Pets feel more secure when they have designated places to hide, such as a dark, enclosed closet. At the very least, experts recommend securing pets in a room and closing widows and curtains.

Lock all exits

Loud noises, lights, and even the smell of smoke from fireworks are all triggers that can send your pets running. Make sure to lock all doors and windows to ensure they stay safely indoors. This can also help minimize noise and help your pets feel secure.

While it’s good that your pets can’t escape, keep in mind that their anxiety might cause them to become destructive.

“Be sure to remove anything from reach that can become damaged or may harm the pet if chewed or eaten,” says Alboum

Secure their collar

Animal control officials nationwide have seen a 30% to 60% increase in lost pets annually from July 4 to 6. In the event that your pet manages to break free and bolt outside, be proactive and check that its collar is securely fastened so you can be reunited.
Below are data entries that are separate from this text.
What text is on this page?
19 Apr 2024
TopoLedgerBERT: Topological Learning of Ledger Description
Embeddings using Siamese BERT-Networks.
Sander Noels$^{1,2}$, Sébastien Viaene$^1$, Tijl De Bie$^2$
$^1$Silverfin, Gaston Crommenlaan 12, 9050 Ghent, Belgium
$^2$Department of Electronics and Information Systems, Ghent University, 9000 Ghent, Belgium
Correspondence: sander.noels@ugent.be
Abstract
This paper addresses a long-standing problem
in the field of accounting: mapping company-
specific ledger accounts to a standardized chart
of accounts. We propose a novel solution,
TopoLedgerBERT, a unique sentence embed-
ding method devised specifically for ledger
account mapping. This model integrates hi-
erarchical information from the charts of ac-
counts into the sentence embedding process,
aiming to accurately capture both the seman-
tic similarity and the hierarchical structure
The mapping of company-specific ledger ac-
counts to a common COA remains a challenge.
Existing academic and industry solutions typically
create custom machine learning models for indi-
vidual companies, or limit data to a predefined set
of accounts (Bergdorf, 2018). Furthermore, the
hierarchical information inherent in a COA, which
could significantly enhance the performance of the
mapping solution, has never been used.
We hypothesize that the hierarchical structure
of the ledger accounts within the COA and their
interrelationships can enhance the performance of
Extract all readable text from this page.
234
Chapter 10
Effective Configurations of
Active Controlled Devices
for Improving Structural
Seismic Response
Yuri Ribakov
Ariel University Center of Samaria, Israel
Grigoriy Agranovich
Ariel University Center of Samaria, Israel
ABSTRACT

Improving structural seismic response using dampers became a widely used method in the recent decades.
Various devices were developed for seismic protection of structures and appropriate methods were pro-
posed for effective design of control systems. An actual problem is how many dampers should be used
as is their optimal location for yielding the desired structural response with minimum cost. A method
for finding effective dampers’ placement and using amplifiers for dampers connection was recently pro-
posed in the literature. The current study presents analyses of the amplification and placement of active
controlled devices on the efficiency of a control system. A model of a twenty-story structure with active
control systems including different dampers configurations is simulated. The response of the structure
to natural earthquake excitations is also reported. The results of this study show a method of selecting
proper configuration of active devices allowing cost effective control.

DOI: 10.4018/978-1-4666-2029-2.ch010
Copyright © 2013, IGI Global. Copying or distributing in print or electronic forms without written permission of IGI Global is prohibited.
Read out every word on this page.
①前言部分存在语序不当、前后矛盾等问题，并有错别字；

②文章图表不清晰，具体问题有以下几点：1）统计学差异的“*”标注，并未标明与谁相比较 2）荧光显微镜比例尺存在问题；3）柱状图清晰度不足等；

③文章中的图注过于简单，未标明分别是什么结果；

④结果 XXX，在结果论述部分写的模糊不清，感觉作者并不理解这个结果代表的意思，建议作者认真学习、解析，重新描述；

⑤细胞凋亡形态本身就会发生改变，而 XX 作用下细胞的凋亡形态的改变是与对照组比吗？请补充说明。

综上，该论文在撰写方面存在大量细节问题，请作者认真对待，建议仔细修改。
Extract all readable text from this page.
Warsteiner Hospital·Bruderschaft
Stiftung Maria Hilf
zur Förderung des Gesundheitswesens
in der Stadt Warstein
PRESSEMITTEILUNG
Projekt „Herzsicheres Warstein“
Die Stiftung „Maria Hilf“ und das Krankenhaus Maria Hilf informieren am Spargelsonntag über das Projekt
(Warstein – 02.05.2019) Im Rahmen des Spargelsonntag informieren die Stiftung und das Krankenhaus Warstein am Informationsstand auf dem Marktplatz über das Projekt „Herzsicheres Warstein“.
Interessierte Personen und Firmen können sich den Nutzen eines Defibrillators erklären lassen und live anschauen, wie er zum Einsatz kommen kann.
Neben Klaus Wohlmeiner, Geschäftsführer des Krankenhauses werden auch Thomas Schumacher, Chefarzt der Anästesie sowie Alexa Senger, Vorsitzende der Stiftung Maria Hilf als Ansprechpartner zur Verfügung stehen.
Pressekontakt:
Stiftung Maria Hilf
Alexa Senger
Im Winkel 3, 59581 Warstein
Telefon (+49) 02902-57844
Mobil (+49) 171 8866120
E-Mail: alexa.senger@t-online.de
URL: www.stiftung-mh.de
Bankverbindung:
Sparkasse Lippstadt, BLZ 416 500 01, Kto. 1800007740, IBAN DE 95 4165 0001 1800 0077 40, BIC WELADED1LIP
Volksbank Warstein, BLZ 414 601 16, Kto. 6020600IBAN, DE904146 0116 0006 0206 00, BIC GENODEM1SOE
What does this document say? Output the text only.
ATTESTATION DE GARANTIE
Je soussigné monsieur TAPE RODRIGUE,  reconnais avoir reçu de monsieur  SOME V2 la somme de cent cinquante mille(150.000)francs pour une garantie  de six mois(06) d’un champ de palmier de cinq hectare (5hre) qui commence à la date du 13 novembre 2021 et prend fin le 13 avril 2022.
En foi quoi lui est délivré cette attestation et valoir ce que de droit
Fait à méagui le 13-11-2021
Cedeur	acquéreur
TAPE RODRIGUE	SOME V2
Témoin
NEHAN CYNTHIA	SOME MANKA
“This is important all year round, but be sure that all ID tags are properly affixed to your pet’s collar and that they have your current contact information, including cell numbers. Update your microchip registrations and pet license information to ensure they are current,” says Ganzert.

Drown out loud noise

One method many pet owners use to quell their furry friend’s stress is to play soothing music or turn on the TV.

Samantha Bell, a cat behavior expert for Best Friends Animal Society, recommends creating a safe space for cats as far from the noise as possible with classical music or white noise playing. She says for dogs, play loud music to drown out fireworks.

Act normal

Your fur baby is in tune with you, so be aware of your own actions and go about your normal routine like any other day.

“If fireworks are being used outside while you are at home, act calmly and give your animals reassuring pets and hugs. They often look to us to see how we are reacting in an unusual situation,” says Ganzert.

Talk with and brush your pet

Your pet feels comfort when you give it attention.

Mark Jakubczak, founder of Pet Amber Alert, a service that broadcasts the loss of a pet within a community, says owners can comfort their pets by petting and hugging them, talking in a soothing voice, providing a treat, and staying nearby, if possible.

Use an anxiety vest or supplement

An anxiety wrap, which is similar to a baby swaddle, can calm a fearful pet. Consider the ThunderShirt to help calm your dog or cat. You can also try putting them in a tight-fitting T-shirt or sweater.

Jakubczak says pet owners can ask their veterinarian or local pet retailer about natural calming products that can help. For example, a stress-relief supplement like Rescue Remedy may be helpful.